If you could ask a ninja anything you wanted, what would you ask? That’s the premise of the popular Web series, Ask a Ninja. Without a doubt, Ask a Ninja is one of the most unique Web-based series out there. Debuting in November of 2005, Ask a Ninja began giving answers to various audience-sourced questions such as “What do ninjas eat?” and “How long do ninjas live?”

During the series, the Ninja has tackled numerous important topics and featured some interesting guests. In the 50th episode, he kidnapped Jessica Lee Rose (of LonelyGirl15 fame) and gave her a bag of snakes for her plane trip to New Zealand.

Ask a Ninja became a cornerstone of Web video since its founding in 2005, and was an instant hit among geek audiences for its humor and, let’s face it, geeks love ninjas.

Mortal Kombat: Legacy

All right, who doesn’t love an awesome Web series based on a popular computer game?
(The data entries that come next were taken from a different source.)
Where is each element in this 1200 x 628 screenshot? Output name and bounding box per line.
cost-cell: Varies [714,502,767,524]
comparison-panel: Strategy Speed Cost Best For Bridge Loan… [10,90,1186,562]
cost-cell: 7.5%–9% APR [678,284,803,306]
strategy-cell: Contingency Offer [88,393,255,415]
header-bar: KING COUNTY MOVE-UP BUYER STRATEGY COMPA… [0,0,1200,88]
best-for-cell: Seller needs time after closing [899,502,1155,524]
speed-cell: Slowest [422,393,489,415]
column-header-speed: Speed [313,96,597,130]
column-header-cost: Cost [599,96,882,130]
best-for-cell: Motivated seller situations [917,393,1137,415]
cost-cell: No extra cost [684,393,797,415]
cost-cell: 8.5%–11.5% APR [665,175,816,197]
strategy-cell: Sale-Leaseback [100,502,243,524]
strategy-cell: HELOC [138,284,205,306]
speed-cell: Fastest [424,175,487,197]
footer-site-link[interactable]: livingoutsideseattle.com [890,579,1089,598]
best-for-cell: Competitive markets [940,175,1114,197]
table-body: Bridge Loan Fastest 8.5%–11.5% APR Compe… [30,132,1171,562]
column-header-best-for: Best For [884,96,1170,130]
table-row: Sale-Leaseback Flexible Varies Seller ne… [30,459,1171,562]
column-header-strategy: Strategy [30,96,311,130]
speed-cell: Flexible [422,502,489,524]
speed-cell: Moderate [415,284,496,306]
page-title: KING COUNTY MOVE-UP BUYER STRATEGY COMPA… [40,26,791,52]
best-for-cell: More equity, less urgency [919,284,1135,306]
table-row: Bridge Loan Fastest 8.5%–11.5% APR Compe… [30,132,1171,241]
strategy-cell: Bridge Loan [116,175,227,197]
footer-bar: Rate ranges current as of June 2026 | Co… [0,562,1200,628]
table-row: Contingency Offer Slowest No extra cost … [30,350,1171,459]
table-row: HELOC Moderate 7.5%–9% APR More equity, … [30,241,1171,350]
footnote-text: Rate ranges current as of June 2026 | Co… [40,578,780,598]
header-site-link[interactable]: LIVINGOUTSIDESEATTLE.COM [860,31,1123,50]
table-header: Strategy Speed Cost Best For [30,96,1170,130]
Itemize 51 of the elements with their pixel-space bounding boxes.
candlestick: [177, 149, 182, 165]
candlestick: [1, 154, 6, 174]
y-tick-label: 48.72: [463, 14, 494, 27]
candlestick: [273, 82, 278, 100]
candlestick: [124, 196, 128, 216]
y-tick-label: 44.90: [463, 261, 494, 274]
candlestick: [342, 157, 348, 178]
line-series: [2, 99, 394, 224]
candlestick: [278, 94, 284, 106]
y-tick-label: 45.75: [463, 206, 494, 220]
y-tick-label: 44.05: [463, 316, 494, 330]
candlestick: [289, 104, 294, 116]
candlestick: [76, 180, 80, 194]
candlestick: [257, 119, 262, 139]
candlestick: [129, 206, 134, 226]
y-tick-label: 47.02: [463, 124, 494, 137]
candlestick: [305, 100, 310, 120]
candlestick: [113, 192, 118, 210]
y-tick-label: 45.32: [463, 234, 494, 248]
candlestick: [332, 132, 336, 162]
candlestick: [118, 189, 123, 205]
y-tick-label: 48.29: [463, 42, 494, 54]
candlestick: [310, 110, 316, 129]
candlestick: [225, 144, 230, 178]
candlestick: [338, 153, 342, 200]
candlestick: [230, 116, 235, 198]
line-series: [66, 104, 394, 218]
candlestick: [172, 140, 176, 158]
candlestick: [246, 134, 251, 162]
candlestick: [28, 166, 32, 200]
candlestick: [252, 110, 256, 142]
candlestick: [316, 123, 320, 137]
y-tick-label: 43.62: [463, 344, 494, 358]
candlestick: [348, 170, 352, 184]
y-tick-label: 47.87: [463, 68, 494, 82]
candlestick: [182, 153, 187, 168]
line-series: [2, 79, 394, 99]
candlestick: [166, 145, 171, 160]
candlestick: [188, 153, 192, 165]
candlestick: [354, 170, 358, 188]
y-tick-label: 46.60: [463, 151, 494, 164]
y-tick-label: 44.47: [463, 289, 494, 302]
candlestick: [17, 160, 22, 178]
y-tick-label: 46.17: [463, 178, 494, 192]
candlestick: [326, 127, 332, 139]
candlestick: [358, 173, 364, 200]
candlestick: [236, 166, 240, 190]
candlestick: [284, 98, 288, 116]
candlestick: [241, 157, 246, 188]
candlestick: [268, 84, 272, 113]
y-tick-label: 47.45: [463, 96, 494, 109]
The series, written and directed by Kevin Tancharoen, is set in the world of Mortal Kombat and features the acting talents of Jeri Ryan, Michael Jai White, Darren Shahlavi, Tahmoh Penikett, and more.

Mortal Kombat: Legacy serves as a reboot to any previous Mortal Kombat series. It brings the well-known characters of the Mortal Kombat universe together in a new way, and explains how they relate to each other.

With all this in mind, is there any reason not to look for great Web series to fulfill your entertainment needs? Every minute, enough content is uploaded to video sharing sites like YouTube and Blip.tv to fill 41 hours of constant viewing. You never know when a great Web series might come, so it’s not a bad idea to keep your eyes open and try something new.